🤖 AI Summary
This work addresses the challenge of efficiently orchestrating AI services across the cloud-edge continuum under dynamic workloads and heterogeneous infrastructure, where minimizing latency, maximizing throughput, and optimizing resource utilization are often conflicting objectives. To tackle this, the authors propose AIF-Router, a novel framework that introduces active inference into edge AI service orchestration for the first time. By leveraging Bayesian state inference and minimizing expected free energy, AIF-Router enables unsupervised, online adaptive routing decisions without requiring offline training. Relying solely on real-time observability metrics, the approach maintains decision stability even in environments with unreliable or fluctuating edge devices. Experimental results demonstrate that AIF-Router exhibits robust online learning capabilities in unstable edge scenarios, confirming the feasibility and effectiveness of active inference for multi-objective, adaptive service orchestration.
📝 Abstract
Edge computing enables AI inference closer to data sources, reducing latency and bandwidth costs. However, orchestrating AI services across the cloud-edge continuum remains challenging due to dynamic workloads and infrastructure variability.
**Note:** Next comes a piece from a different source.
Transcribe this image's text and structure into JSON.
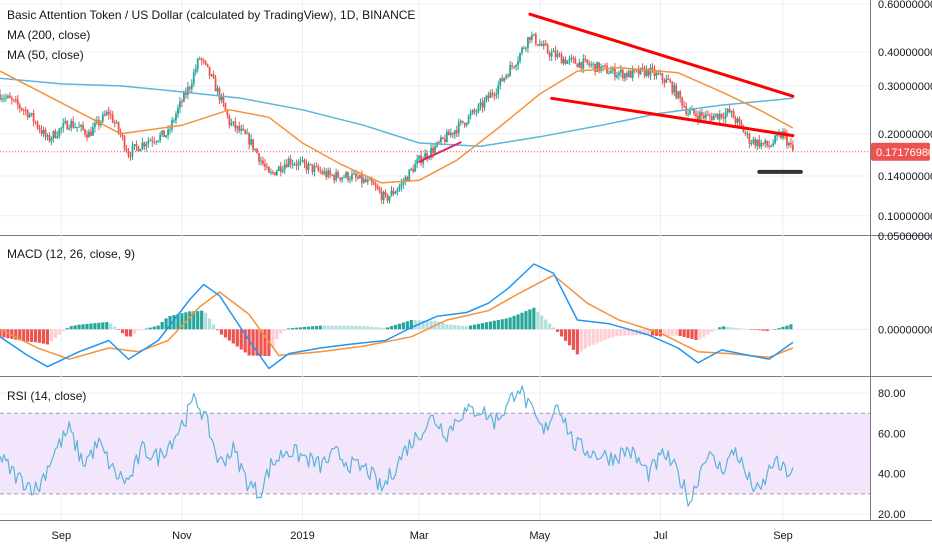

We present AIF-Router, an Active Inference--based routing framework that autonomously learns to balance latency, throughput, and resource utilization across multi-tier AI services without offline training. AIF-Router performs Bayesian state inference and expected free energy minimization to guide routing decisions based on observability-driven real-time metrics. Despite device instability on edge nodes, AIF-Router exhibits stable online learning behavior and demonstrates the feasibility of applying Active Inference for adaptive AI service orchestration in unreliable edge environments. Our findings highlight both the promise and practical challenges of deploying self-adaptive decision-making frameworks for real-world edge AI systems.